Uber Uber Alles
I happen to own some shares in Uber and was looking at the Abysss that is currently opening up in global markets, thinking about what the…
I happen to own some shares in Uber and was looking at the Abysss that is currently opening up in global markets, thinking about what the coming crash might portend for Travis and co.
My sense is that Uber is incredibly well positioned right now.
I. A cold wind is a blowing.
I estimate that there is now a better than average chance of a 20% drop in US equity markets over the next six months and a near to average chance of as much as 50% drop over the next year. This will mix and match with a whole slew of both financial and economic weaknesses to turn 2016 into something between 2008’s cousin or, possibly, big brother.
This is good for Uber.
I think it is fair to say that in a toe to toe market competition, Uber cleans up against existing cab companies. It is a done deal. But for political maneuvering, Uber out competes all cab companies in all markets.
And, unlike Uber, cab companies are vulnerable to recession. Uber’s fixed costs are pretty low. They don’t own their cars. They haven’t paid anyone hundreds of thousands of dollars for a medallion. At the end of the day, they are a software company and they can pull their belt pretty tight without feeling much pain.
By contrast, the cab companies are relatively capital intensive. Sure they can push their drivers to the limit, but at the end of the day, they have sunk costs that will feel real pain during a major recession.
Moreover, cab companies are constrained in their pricing. I recall back in ’08, cab traffic in places like Vegas and New York plummeted.
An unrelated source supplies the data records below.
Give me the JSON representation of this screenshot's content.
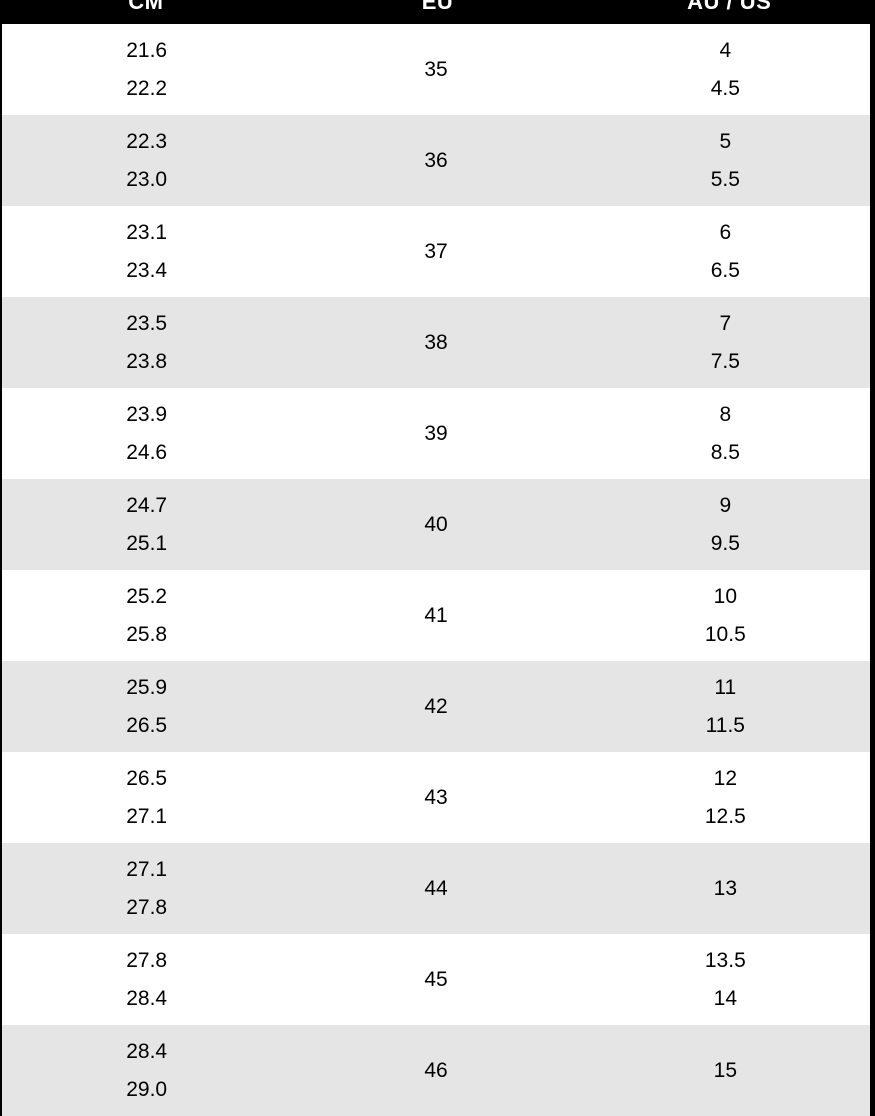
{
  "colors": {
    "header_bg": "#000000",
    "header_text": "#ffffff",
    "row_bg": "#ffffff",
    "stripe_bg": "#e5e5e5",
    "text": "#000000",
    "border": "#000000"
  },
  "chart_data": {
    "type": "table",
    "columns": [
      "CM",
      "EU",
      "AU / US"
    ],
    "rows": [
      {
        "cm": [
          "21.6",
          "22.2"
        ],
        "eu": "35",
        "au_us": [
          "4",
          "4.5"
        ]
      },
      {
        "cm": [
          "22.3",
          "23.0"
        ],
        "eu": "36",
        "au_us": [
          "5",
          "5.5"
        ]
      },
      {
        "cm": [
          "23.1",
          "23.4"
        ],
        "eu": "37",
        "au_us": [
          "6",
          "6.5"
        ]
      },
      {
        "cm": [
          "23.5",
          "23.8"
        ],
        "eu": "38",
        "au_us": [
          "7",
          "7.5"
        ]
      },
      {
        "cm": [
          "23.9",
          "24.6"
        ],
        "eu": "39",
        "au_us": [
          "8",
          "8.5"
        ]
      },
      {
        "cm": [
          "24.7",
          "25.1"
        ],
        "eu": "40",
        "au_us": [
          "9",
          "9.5"
        ]
      },
      {
        "cm": [
          "25.2",
          "25.8"
        ],
        "eu": "41",
        "au_us": [
          "10",
          "10.5"
        ]
      },
      {
        "cm": [
          "25.9",
          "26.5"
        ],
        "eu": "42",
        "au_us": [
          "11",
          "11.5"
        ]
      },
      {
        "cm": [
          "26.5",
          "27.1"
        ],
        "eu": "43",
        "au_us": [
          "12",
          "12.5"
        ]
      },
      {
        "cm": [
          "27.1",
          "27.8"
        ],
        "eu": "44",
        "au_us": [
          "13"
        ]
      },
      {
        "cm": [
          "27.8",
          "28.4"
        ],
        "eu": "45",
        "au_us": [
          "13.5",
          "14"
        ]
      },
      {
        "cm": [
          "28.4",
          "29.0"
        ],
        "eu": "46",
        "au_us": [
          "15"
        ]
      }
    ]
  }
}
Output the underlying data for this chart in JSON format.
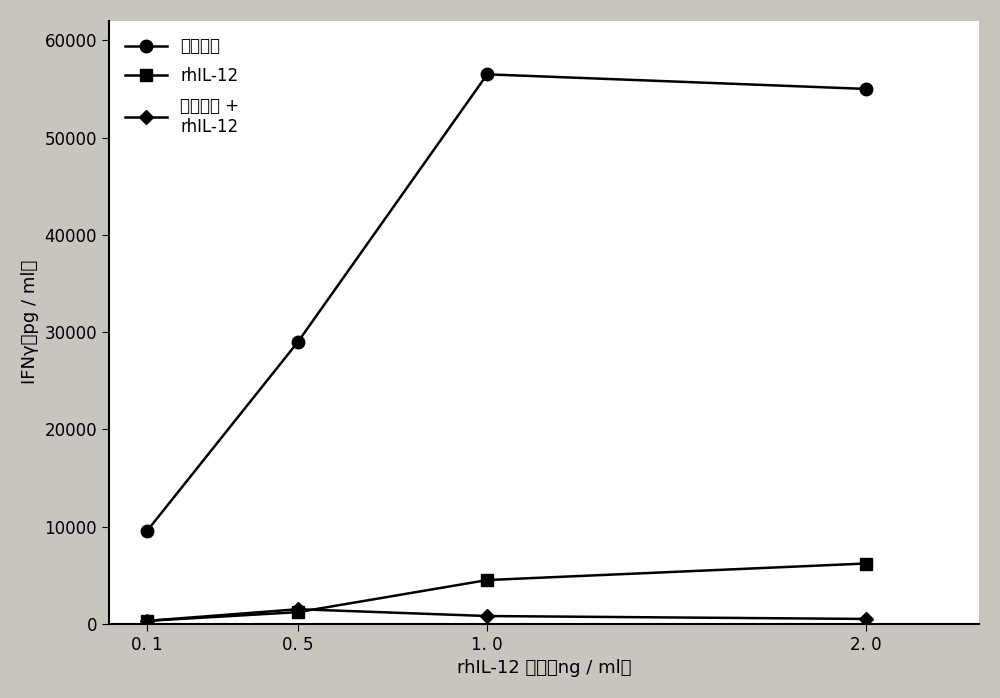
{
  "x": [
    0.1,
    0.5,
    1.0,
    2.0
  ],
  "x_labels": [
    "0. 1",
    "0. 5",
    "1. 0",
    "2. 0"
  ],
  "series": [
    {
      "label": "阴性对照",
      "y": [
        9500,
        29000,
        56500,
        55000
      ],
      "color": "#000000",
      "marker": "o",
      "linestyle": "-",
      "linewidth": 1.8,
      "markersize": 9
    },
    {
      "label": "rhIL-12",
      "y": [
        300,
        1200,
        4500,
        6200
      ],
      "color": "#000000",
      "marker": "s",
      "linestyle": "-",
      "linewidth": 1.8,
      "markersize": 9
    },
    {
      "label": "鞭毛蛋白 +\nrhIL-12",
      "y": [
        300,
        1500,
        800,
        500
      ],
      "color": "#000000",
      "marker": "D",
      "linestyle": "-",
      "linewidth": 1.8,
      "markersize": 7
    }
  ],
  "xlabel": "rhIL-12 浓度（ng / ml）",
  "ylabel": "IFNγ（pg / ml）",
  "ylim": [
    0,
    62000
  ],
  "yticks": [
    0,
    10000,
    20000,
    30000,
    40000,
    50000,
    60000
  ],
  "ytick_labels": [
    "0",
    "10000",
    "20000",
    "30000",
    "40000",
    "50000",
    "60000"
  ],
  "plot_bg_color": "#ffffff",
  "outer_bg_color": "#c8c4be",
  "legend_loc": "upper left",
  "axis_fontsize": 13,
  "tick_fontsize": 12,
  "legend_fontsize": 12
}
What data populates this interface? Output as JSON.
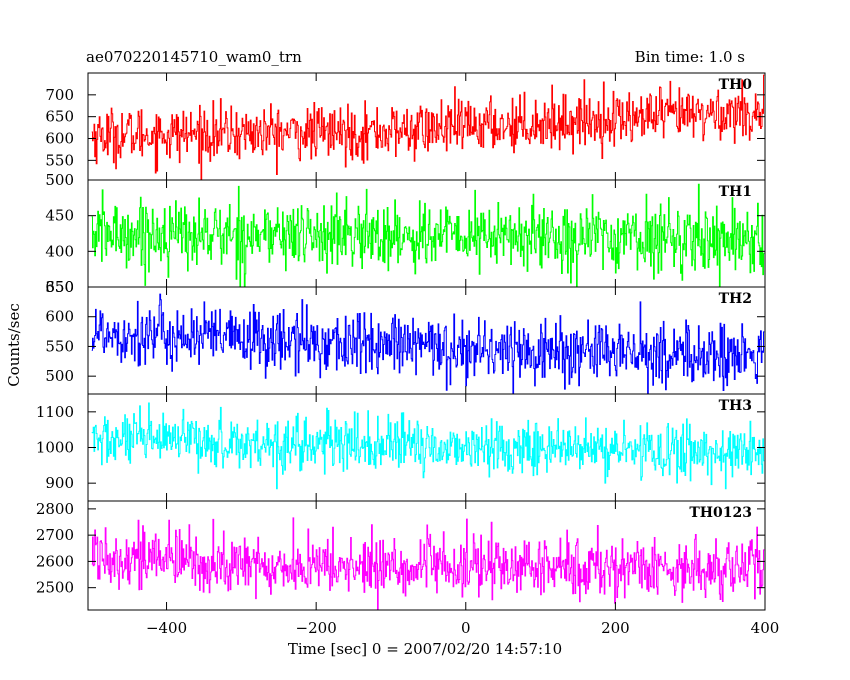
{
  "title": "ae070220145710_wam0_trn",
  "bin_time": "Bin time: 1.0 s",
  "xlabel": "Time [sec] 0 = 2007/02/20 14:57:10",
  "ylabel": "Counts/sec",
  "chart_data": {
    "type": "line",
    "x_range": [
      -505,
      400
    ],
    "x_ticks": [
      -400,
      -200,
      0,
      200,
      400
    ],
    "x_step": 1,
    "panels": [
      {
        "name": "TH0",
        "color": "#ff0000",
        "ylim": [
          505,
          750
        ],
        "y_ticks": [
          550,
          600,
          650,
          700
        ],
        "trend": [
          [
            -505,
            608
          ],
          [
            -100,
            615
          ],
          [
            0,
            628
          ],
          [
            400,
            662
          ]
        ],
        "noise_sigma": 31
      },
      {
        "name": "TH1",
        "color": "#00ff00",
        "ylim": [
          350,
          500
        ],
        "y_ticks": [
          350,
          400,
          450,
          500
        ],
        "trend": [
          [
            -505,
            425
          ],
          [
            400,
            418
          ]
        ],
        "noise_sigma": 24
      },
      {
        "name": "TH2",
        "color": "#0000ff",
        "ylim": [
          470,
          650
        ],
        "y_ticks": [
          500,
          550,
          600,
          650
        ],
        "trend": [
          [
            -505,
            575
          ],
          [
            -300,
            562
          ],
          [
            0,
            546
          ],
          [
            400,
            532
          ]
        ],
        "noise_sigma": 27
      },
      {
        "name": "TH3",
        "color": "#00ffff",
        "ylim": [
          850,
          1150
        ],
        "y_ticks": [
          900,
          1000,
          1100
        ],
        "trend": [
          [
            -505,
            1022
          ],
          [
            400,
            985
          ]
        ],
        "noise_sigma": 38
      },
      {
        "name": "TH0123",
        "color": "#ff00ff",
        "ylim": [
          2415,
          2830
        ],
        "y_ticks": [
          2500,
          2600,
          2700,
          2800
        ],
        "trend": [
          [
            -505,
            2635
          ],
          [
            -300,
            2580
          ],
          [
            400,
            2575
          ]
        ],
        "noise_sigma": 58
      }
    ]
  }
}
For taxi owners, this is idle cars and lots of lost revenue. But Uber has the capacity to be extremely price sensitive. If demand fades, they can drop prices as low as their own drivers will bear. And many of their drivers can go pretty low indeed.
So, as the economy sinks into deep recession, we can expect cab companies to get clobbered — losing both market size and market share in bucketfuls.
At the same time the local politicians who they rely on to protect their business are going to becoming increasingly cash strapped as muni debts start to look ugly and the tax base erodes. This leaves Uber in the drivers seat to cut deals with local politico’s and put the nail in the coffin of cab companies around the country and world.
II. It is an ill wind that blows nobody good.
My sense (don’t worry, I have zero insider info here) is that Uber is positioned to go public sometime in mid 2017. Even under a pretty dire scenario, this would give the markets plenty of time to bottom out. Leaving Uber to be the knight in shining armor to carry the markets back up.
This is a flat out great place to be. Ask Yahoo! from 1998 and Apple from 2009. If what I say above is true, Uber will be a powerful, successful, valuable company and worth a significant valuation. But if they are the market’s fair haired boy going out at the bottom and rising at the top of an otherwise rising tide, they could easily be positioned to see absurd Facebook or Amazon PE multiples.
This kind of positioning turns an otherwise great business into the monster of the week — ceded a certain magical currency to do whatever they want unless and until they drop the ball themselves.
III. Here come the robots
And if Elon Musk is right, 2017 or 2018 will be the year of the self-driving car. So here Uber will sit. Their legacy issues with entrenched cab companies in the rear view mirror. The market kowtowing at their feet. And the most disruptive technology since electricity rolling out right in their living room.
Wow. The only risk here is alienating their own drivers as they figure out how to roll-out robot cars. I assume that the smart folks at Uber have this well planned out, but here is what I would do.
My guess is that there will be a built-in filter between pro and anti robot forces for a pretty good chunk of time. Most folks will be wary of robot cars. Some will be psyched to be on the cutting edge. Uber takes advantage of this in one of two closely related ways.
Plan A: Uber Robot. At a significant premium to existing programs (i.e., the most expensive way to get from here to there), you can choose to be the coolest kid on the block and take a self-driving car to your destination. This is win-win-win. Uber drivers feel less competition, after all, this is just a small number of geeks paying a premium to geek out. Uber customers get to be first in line to touch the future. Uber gets to pull down extra margin against the riskiest/newest part of their business — with a customer base who is most likely to play nice and report a quality experience.
Plan B: Subscription Cars. We all know that this is where the whole thing goes. Sign up for some monthly plan and get access to on-demand cars. Uber can roll this out in any number of ways — perhaps a Net Jet like play where members pay a hefty fee up-front to capitalize the existence of the cars and then a monthly service fee. Uber does all the backend work. I know plenty of people who would jump at this opportunity (hint — many of them paid to be front of line at the Model S launch.) Again, win-win-win.
Either way, when and as self-driving cars go mainstream (and prices drop), Uber is perfectly positioned to smoothly and slowly allow the autonomous segment of their market displace the human segment with little to no risk.
In Summary
Like it or not, it seems like Uber is incredibly well positioned. Keep that in mind as the market melts down over the next few months. And remember to tell your grandkids that you remember the time when people drove cars.